Multi-AUV Cooperative Target Tracking Based on Supervised Diffusion-Aided Multi-Agent Reinforcement Learning

In recent years, advances in underwater networking and multi-agent reinforcement learning (MARL) have significantly expanded multi-autonomous underwater vehicle (AUV) applications in marine exploration and target tracking. However, current MARL-driven cooperative tracking faces three critical challenges: 1) non-stationarity in decentralized coordination, where local policy updates destabilize teammates' observation spaces, preventing convergence; 2) sparse-reward exploration inefficiency from limited underwater visibility and constrained sensor ranges, causing high-variance learning; and 3) water disturbance fragility combined with handcrafted reward dependency that degrades real-world robustness under unmodeled hydrodynamic conditions. To address these challenges, this paper proposes a hierarchical MARL architecture comprising four layers: global training scheduling, multi-agent coordination, local decision-making, and real-time execution. This architecture optimizes task allocation and inter-AUV coordination through hierarchical decomposition. Building on this foundation, we propose the Supervised Diffusion-Aided MARL (SDA-MARL) algorithm featuring three innovations: 1) a dual-decision architecture with segregated experience pools mitigating nonstationarity through structured experience replay; 2) a supervised learning mechanism guiding the diffusion model's reverse denoising process to generate high-fidelity training samples that accelerate convergence; and 3) disturbance-robust policy learning incorporating behavioral cloning loss to guide the Deep Deterministic Policy Gradient network update using high-quality replay actions, eliminating handcrafted reward dependency. The tracking algorithm based on SDA-MARL proposed in this paper achieves superior precision compared to state-of-the-art methods in comprehensive underwater simulations.

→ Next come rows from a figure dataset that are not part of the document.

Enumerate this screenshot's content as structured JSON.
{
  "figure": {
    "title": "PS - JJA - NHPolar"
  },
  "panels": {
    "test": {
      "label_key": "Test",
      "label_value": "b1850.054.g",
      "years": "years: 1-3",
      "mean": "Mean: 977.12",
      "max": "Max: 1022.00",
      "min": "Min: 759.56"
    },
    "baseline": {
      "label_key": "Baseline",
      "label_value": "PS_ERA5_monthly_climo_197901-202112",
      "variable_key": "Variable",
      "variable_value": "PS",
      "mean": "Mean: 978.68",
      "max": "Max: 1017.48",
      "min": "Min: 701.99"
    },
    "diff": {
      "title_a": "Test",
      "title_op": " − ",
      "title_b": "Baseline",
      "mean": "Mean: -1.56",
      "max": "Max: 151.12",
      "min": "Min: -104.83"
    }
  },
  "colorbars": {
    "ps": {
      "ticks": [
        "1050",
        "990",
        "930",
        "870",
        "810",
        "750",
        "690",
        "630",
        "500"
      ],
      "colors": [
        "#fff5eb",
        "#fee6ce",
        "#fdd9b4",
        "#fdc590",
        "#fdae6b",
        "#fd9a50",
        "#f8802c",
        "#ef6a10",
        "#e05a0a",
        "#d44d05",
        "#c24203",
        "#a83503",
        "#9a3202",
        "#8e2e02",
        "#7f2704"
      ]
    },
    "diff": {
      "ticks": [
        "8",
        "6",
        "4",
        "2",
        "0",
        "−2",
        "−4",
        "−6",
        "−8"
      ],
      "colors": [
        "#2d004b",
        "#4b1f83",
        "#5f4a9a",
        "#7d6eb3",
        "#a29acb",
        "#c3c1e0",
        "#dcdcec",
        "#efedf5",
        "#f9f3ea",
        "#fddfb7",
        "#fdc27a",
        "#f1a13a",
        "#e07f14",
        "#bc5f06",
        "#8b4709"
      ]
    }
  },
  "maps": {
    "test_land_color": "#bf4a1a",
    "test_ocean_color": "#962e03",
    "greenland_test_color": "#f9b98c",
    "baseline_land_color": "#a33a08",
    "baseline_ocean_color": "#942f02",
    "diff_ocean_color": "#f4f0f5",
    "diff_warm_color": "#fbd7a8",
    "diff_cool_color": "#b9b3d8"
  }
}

翻译：近年来，水下组网和多智能体强化学习（MARL）的进展显著扩展了多自主水下航行器（AUV）在海洋探测与目标跟踪中的应用。然而，当前基于MARL驱动的协同跟踪面临三个关键挑战：1）分散协调中的非平稳性，即局部策略更新会破坏队友的观测空间稳定性，阻碍收敛；2）水下有限可见度和受限传感器范围导致的稀疏奖励探索效率低下，引发高方差学习；3）水流扰动脆弱性及手工设计奖励依赖，在未建模水动力条件下会降低实际部署的鲁棒性。为解决这些问题，本文提出一种包含四层结构的分层MARL架构：全局训练调度层、多智能体协调层、本地决策层和实时执行层。该架构通过层次化分解优化任务分配与AUV间协同。在此基础上，我们提出监督扩散辅助多智能体强化学习（SDA-MARL）算法，包含三项创新：1）双决策架构与分离经验池，通过结构化经验回放缓解非平稳性；2）监督学习机制引导扩散模型反向去噪过程，生成高保真训练样本加速收敛；3）融入行为克隆损失的扰动鲁棒策略学习，利用高质量回放动作指导深度确定性策略梯度网络更新，消除手工奖励依赖。基于SDA-MARL的跟踪算法在综合水下仿真中实现了优于现有方法的跟踪精度。